I really don’t know why I do this to myself. I’m sitting at night with my wife and we’re flipping through the Netflix movies that are available through instant watching. I’m not in the mood for a drama, or a comedy, or sci-fi. Hmmm, horror sounds good. Then I notice legendary Director of Photography Dean Cundey (Halloween, The Thing, Who Framed Roger Rabbit), who worked on a film called “Jaws of Satan.”

I love the movie Jaws and you add Satan and it sounds even more evil and perilous. Well, I could not have been more wrong!! Imagine if you will, you have a film camera and you have no idea what to make a movie about. So, you go to Toys ‘R’ Us and you find a rubber snake and say, “Hey, I could make a horror film where a snake kills people.” You now have exactly the same amount of talent as the people who made “Jaws of Satan.” Where do I start with the shitiness?

Well, how about the phoniest looking snakes ever put on film? Check. How about claiming one of them is Satan? Check. How about tying a priest’s roots back to a druid culture that somehow battled previous snakes? Check. I could go on and on about the horrid special effects where you can see the glass between the guy and the snake. Or, I could explain the scene where a woman goes to bed and a rattlesnake slowly moves toward her.

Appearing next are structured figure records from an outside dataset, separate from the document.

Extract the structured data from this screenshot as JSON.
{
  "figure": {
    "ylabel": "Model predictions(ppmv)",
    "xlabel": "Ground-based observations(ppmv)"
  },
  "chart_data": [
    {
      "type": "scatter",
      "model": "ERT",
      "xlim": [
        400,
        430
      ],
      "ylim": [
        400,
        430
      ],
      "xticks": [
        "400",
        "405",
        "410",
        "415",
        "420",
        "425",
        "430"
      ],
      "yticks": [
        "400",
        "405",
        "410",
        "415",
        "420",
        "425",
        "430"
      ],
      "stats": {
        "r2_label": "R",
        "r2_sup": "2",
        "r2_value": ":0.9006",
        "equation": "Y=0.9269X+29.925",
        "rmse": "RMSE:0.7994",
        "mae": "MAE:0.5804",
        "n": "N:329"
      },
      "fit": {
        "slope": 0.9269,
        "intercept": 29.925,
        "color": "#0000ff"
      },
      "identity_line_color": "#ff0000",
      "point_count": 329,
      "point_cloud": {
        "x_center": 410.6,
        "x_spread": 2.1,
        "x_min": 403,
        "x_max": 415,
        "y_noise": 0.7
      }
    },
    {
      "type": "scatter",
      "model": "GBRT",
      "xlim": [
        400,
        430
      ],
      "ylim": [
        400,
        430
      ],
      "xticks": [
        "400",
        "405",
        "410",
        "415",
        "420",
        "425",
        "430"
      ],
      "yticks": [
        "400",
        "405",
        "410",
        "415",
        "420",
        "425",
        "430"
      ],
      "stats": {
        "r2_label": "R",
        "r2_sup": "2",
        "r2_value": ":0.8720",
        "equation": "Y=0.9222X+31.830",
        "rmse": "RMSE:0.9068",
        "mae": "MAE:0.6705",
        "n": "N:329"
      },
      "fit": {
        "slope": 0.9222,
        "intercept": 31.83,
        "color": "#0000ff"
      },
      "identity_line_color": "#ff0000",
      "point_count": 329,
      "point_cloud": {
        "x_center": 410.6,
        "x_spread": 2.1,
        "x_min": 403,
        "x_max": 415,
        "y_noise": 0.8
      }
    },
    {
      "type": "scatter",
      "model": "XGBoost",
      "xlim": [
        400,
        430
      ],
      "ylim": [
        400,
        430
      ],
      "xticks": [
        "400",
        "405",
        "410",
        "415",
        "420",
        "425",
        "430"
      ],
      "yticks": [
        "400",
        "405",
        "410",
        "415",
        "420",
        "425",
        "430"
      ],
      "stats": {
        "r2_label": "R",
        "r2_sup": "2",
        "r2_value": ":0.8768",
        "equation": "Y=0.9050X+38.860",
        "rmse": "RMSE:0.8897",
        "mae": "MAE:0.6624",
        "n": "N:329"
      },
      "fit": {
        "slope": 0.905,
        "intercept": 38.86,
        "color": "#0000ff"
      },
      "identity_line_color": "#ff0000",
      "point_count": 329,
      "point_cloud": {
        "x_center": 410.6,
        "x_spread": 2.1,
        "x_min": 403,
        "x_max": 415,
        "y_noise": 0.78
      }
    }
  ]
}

She picks up the phone and dials 911? Nooooope. She calls another character to come help her. We then watch as he runs from his hotel room to her house to save her. Now, I have no clue how close that hotel was to her house. But, if it was 3 blocks let’s say, it would take a hell of a lot longer for him to show up than it would FOR THE SNAKE TO CRAWL TO THE OTHER END OF A BED!!!!! Then, when the guy shows up, he coils the snake up with a rope and shoots it in the head. HAHAHAHA!!!! How the hell does a movie like this get made without someone who has serious brain damage green lighting the financing? I looked up the director, Bob Claver, and found that he had a terrific resume that consisted of Charles in Charge episodes as well as Mork & Mindy. I can’t believe a talent like this has been hidden from me for all these years when I could have been treasuring his genius.

Here’s a corny scene from Jaws of Satan…


2 responses to “Jaws of Satan

  1. Dean Cundey was involved in this mess? What a shame.

  2. Well if we know anything we know cobras hate rapists!